“Não segui meu instinto”, diz agente que atendeu sequestradores do 11/9

Por CNN Brasil 11/09/2026 16h04
Por CNN Brasil 11/09/2026 16h04
“Não segui meu instinto”, diz agente que atendeu sequestradores do 11/9
Michael Tuohey, agente que atendeu sequestradores do 11/9 - Foto: Reuters

Como tantas outras pessoas afetadas pelo 11 de Setembro, Michael Tuohey vive com perguntas sem resposta.

Como agente de atendimento ao cliente de uma companhia aérea, Tuohey ajudou dois dos sequestradores a fazer o check-in de seus voos no Aeroporto Internacional de Portland, no Maine, ponto de partida de uma viagem que terminaria com o voo 11 da American Airlines colidindo com a Torre Norte do World Trade Center.

Outro avião atingiu a Torre Sul, seguido por um terceiro que se chocou contra o Pentágono e um quarto que caiu na Pensilvânia. Cerca de 3.000 pessoas morreram. O dia representou um ataque sem precedentes, que deixou dezenas de milhares de cônjuges, pais e filhos enlutados e chocou o mundo.

Os acontecimentos de 11 de setembro, no início do primeiro mandato do presidente George W. Bush, transformaram profundamente a política de segurança nacional dos Estados Unidos e deram início a guerras que duraram décadas e nas quais mais de 900 mil pessoas morreram, principalmente no Iraque e no Afeganistão.

Eles também mudaram o rumo da vida de indivíduos, levando alguns filhos de vítimas a seguir os pais em carreiras de emergência, enquanto outros foram conduzidos para as áreas militar, médica ou de serviço público. Sobreviventes, equipes de emergência e milhões de americanos ainda lidam com o legado daquele dia.

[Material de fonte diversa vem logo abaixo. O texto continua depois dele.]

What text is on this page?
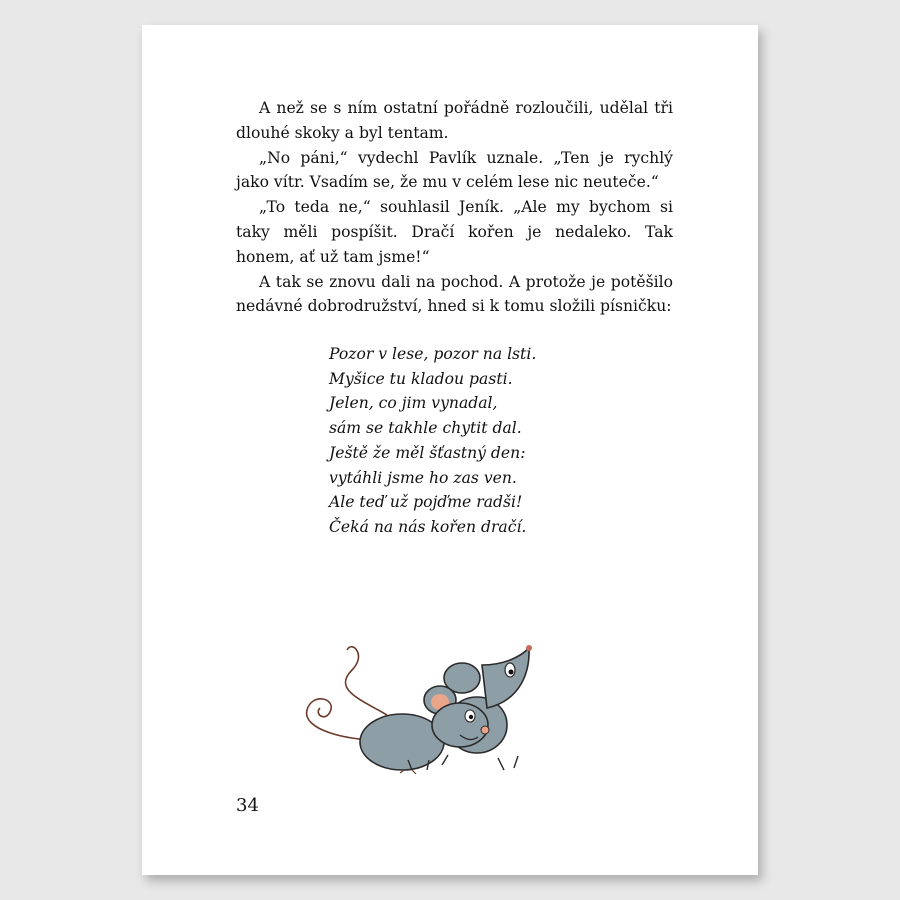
A než se s ním ostatní pořádně rozloučili, udělal tři dlouhé skoky a byl tentam.

„No páni,“ vydechl Pavlík uznale. „Ten je rychlý jako vítr. Vsadím se, že mu v celém lese nic neuteče.“

„To teda ne,“ souhlasil Jeník. „Ale my bychom si taky měli pospíšit. Dračí kořen je nedaleko. Tak honem, ať už tam jsme!“

A tak se znovu dali na pochod. A protože je potěšilo nedávné dobrodružství, hned si k tomu složili písničku:

Pozor v lese, pozor na lsti.
Myšice tu kladou pasti.
Jelen, co jim vynadal,
sám se takhle chytit dal.
Ještě že měl šťastný den:
vytáhli jsme ho zas ven.
Ale teď už pojďme radši!
Čeká na nás kořen dračí.
34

Uma manhã de rotina para Tuohey na Nova Inglaterra mudou quando Mohammad Atta e Abdul Aziz al Omari chegaram apenas meia hora antes do voo.

Tuohey escaneou as passagens de papel dos dois homens para verificar se haviam sido compradas recentemente ou pagas em dinheiro, o que teria levantado sinais de alerta mesmo pelos padrões anteriores ao 11 de Setembro. Mas as passagens haviam sido compradas semanas antes, pagas com cartões de crédito e eram para a primeira classe.

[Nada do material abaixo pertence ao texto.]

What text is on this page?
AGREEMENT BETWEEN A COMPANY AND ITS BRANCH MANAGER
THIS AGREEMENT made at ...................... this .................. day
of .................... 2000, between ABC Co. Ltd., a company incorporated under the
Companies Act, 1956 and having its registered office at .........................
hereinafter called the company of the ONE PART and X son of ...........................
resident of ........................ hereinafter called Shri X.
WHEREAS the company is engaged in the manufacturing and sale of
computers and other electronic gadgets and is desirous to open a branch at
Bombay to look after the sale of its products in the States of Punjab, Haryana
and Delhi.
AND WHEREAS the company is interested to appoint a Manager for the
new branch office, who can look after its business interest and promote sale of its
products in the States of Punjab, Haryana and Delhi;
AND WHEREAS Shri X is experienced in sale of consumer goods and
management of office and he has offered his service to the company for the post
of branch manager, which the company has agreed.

"Eles nunca chegaram a esse próximo nível. Segui todas as orientações, fiz o meu trabalho", disse ele.

Mais tarde, após os ataques, as falhas da inteligência americana que não conseguiram detectar o plano da Al Qaeda seriam amplamente analisadas. O Departamento de Segurança Interna seria criado, os procedimentos de segurança nos aeroportos seriam reformulados e o país adotaria uma série de novas leis de segurança.

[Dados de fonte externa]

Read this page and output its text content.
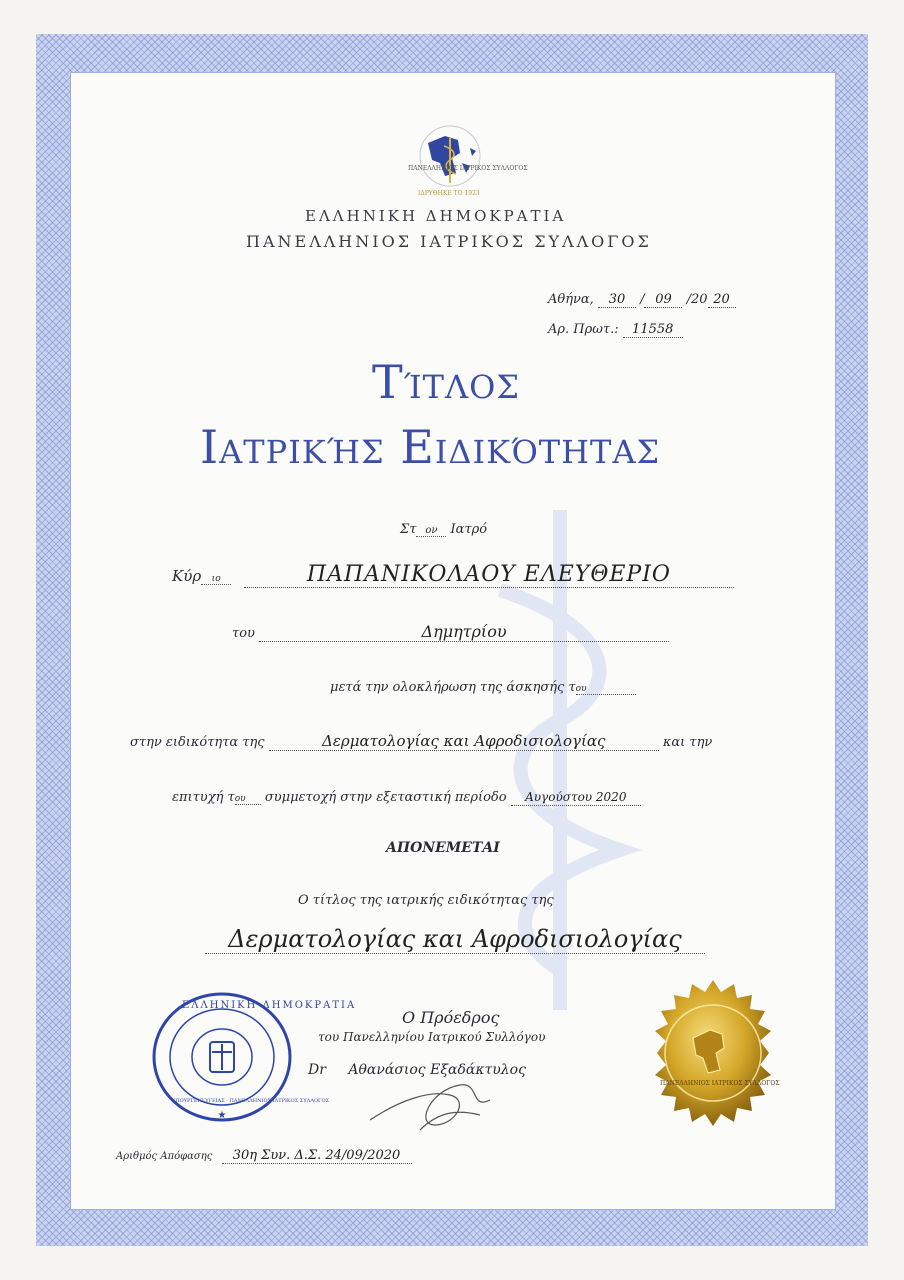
ΠΑΝΕΛΛΗΝΙΟΣ ΙΑΤΡΙΚΟΣ ΣΥΛΛΟΓΟΣ
ΙΔΡΥΘΗΚΕ ΤΟ 1923
ΕΛΛΗΝΙΚΗ ΔΗΜΟΚΡΑΤΙΑ
ΠΑΝΕΛΛΗΝΙΟΣ ΙΑΤΡΙΚΟΣ ΣΥΛΛΟΓΟΣ
Αθήνα, 30 / 09 /20 20
Αρ. Πρωτ.: 11558
Τίτλος
Ιατρικής Ειδικότητας
Στ ον Ιατρό
Κύρ ιο	ΠΑΠΑΝΙΚΟΛΑΟΥ ΕΛΕΥΘΕΡΙΟ
του	Δημητρίου
μετά την ολοκλήρωση της άσκησής του
στην ειδικότητα της	Δερματολογίας και Αφροδισιολογίας	και την
επιτυχή του συμμετοχή στην εξεταστική περίοδο Αυγούστου 2020
ΑΠΟΝΕΜΕΤΑΙ
Ο τίτλος της ιατρικής ειδικότητας της
Δερματολογίας και Αφροδισιολογίας
★
ΕΛΛΗΝΙΚΗ ΔΗΜΟΚΡΑΤΙΑ
ΥΠΟΥΡΓΕΙΟ ΥΓΕΙΑΣ · ΠΑΝΕΛΛΗΝΙΟΣ ΙΑΤΡΙΚΟΣ ΣΥΛΛΟΓΟΣ
Ο Πρόεδρος
του Πανελληνίου Ιατρικού Συλλόγου
Dr Αθανάσιος Εξαδάκτυλος
ΠΑΝΕΛΛΗΝΙΟΣ ΙΑΤΡΙΚΟΣ ΣΥΛΛΟΓΟΣ
Αριθμός Απόφασης 30η Συν. Δ.Σ. 24/09/2020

Mas, enquanto os primeiros raios de sol aqueciam o céu a leste de Portland naquela manhã fresca de outono, Tuohey não tinha como saber dos horrores que aquele dia traria.

"Meu instinto estava certo, mas havia leis, havia leis contra a prática de discriminação por perfil", disse Tuohey, hoje com 80 anos e aposentado. "Eu não segui meu instinto. E acabou sendo uma coisa terrível", disse ele, de sua casa no Maine.

Ele permaneceu no emprego por mais três anos. Depois de uma despedida organizada pela U.S. Airways, Tuohey disse que começou a ter dificuldades para lidar com as lembranças de 11 de setembro.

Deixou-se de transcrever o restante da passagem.